Document Type : Research Article


1 Faculty of Business and Management, University Sultan Zainal Abidin (UniSZA),Terengganu, Malaysia.

2 School of Management, Universiti Sains Malaysia, Pulau Pinang, Malaysia


Nigeria’s fight to enhance investors’ confidence in the environment where pervasive corruption and weak contract enforcement has led the country into instituting general and sector-specific laws to improve business transparency, accountability and unethical earnings manipulations. The 2003 Code of Corporate Governance was amongst the first attempt to induce good governance behaviour but with little progress as the country was embroiled with unethical accounting scandals involving major international companies.

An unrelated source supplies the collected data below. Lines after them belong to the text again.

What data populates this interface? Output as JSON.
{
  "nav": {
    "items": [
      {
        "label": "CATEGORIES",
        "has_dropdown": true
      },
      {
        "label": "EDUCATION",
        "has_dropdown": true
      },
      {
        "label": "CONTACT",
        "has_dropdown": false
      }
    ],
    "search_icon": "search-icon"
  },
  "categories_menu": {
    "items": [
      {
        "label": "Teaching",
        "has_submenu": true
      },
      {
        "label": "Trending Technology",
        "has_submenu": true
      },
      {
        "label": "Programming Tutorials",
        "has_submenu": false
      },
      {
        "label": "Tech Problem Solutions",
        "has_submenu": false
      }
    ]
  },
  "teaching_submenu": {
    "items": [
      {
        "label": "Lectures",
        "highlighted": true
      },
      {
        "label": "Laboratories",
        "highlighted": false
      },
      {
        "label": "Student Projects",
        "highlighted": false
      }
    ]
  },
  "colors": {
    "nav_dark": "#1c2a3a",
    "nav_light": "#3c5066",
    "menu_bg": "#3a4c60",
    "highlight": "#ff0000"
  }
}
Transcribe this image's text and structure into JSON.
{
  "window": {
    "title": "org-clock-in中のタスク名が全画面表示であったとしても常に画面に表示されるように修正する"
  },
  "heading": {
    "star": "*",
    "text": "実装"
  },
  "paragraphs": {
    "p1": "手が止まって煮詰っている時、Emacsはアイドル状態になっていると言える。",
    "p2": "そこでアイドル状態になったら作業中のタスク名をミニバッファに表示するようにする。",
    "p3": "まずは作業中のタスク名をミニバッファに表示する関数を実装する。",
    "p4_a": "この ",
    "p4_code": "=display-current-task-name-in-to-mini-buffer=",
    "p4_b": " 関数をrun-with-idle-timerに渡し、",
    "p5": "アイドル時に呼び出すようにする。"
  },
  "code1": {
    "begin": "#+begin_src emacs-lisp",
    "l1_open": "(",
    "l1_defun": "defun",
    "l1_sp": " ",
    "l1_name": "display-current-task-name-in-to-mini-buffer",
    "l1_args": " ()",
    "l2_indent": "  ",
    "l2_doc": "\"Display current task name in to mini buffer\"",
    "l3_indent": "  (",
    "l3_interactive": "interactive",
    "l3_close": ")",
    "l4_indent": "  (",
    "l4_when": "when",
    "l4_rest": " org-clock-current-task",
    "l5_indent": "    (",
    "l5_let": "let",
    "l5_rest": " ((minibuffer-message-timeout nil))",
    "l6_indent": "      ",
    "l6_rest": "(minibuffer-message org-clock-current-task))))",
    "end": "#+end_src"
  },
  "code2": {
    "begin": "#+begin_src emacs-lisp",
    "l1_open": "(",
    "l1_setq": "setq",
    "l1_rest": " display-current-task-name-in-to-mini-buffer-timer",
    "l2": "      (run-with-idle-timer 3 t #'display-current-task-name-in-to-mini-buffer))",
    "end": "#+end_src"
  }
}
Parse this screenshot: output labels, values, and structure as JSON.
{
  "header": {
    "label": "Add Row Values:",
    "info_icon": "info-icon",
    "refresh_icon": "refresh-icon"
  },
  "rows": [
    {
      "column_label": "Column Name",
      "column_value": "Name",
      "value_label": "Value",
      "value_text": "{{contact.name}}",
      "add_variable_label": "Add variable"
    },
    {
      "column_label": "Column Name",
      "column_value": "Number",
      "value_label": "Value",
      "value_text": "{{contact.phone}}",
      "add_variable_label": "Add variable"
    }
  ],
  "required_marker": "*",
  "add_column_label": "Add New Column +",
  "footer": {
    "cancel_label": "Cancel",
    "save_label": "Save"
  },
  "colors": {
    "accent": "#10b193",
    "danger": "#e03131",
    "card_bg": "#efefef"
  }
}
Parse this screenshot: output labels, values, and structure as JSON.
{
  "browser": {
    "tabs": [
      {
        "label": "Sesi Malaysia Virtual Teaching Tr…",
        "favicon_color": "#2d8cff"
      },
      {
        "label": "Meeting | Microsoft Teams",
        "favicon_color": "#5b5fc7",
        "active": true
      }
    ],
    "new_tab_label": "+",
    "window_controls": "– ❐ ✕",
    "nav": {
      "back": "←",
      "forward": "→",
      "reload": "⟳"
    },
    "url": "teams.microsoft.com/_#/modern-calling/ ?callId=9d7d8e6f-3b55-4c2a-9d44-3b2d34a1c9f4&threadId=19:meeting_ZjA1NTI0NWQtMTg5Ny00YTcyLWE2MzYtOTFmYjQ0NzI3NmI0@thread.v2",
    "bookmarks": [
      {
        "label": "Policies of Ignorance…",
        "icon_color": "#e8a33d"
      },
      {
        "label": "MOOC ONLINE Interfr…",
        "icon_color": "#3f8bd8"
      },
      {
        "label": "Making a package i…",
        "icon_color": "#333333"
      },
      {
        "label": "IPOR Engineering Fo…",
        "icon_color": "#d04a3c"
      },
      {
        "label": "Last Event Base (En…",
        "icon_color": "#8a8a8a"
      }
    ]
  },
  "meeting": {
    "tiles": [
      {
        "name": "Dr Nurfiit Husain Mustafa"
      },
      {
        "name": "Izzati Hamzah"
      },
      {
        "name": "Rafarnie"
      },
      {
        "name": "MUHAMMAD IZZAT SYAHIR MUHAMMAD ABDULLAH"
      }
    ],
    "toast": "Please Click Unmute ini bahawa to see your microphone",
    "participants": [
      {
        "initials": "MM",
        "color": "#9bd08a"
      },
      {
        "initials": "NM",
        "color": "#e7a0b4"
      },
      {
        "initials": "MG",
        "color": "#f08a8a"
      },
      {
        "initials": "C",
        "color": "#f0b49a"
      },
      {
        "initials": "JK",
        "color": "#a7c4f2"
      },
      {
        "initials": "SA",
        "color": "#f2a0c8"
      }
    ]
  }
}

The revised 2011 Code of Corporate Governance shifted the full accountability responsibility to boards of directors with an increased role for the audit committee to assist directors in scrutinising financial statements.  This paper examined the enhanced roles of the board of directors and the audit committee in curbing unethical earnings manipulations and enhancing the financial reporting quality.  Findings suggest that the role of the board of directors has not restrained companies from engaging in earnings management although the audit committee size has contributed towards enhancing the financial reporting quality. Nigeria has adopted a rule-based approach to implementing its corporate governance and it has not been successful to induce good corporate behaviour in the absence of good check and balance mechanisms in place. The human governance perspective envisages that the true essence of good governance could be achieved by placing importance on people instead of structures. It is timely that the Nigerian authorities consider this self-regulation perspective as a way forward to promote good governance and eventually, overcome all unethical practices by the corporate managers.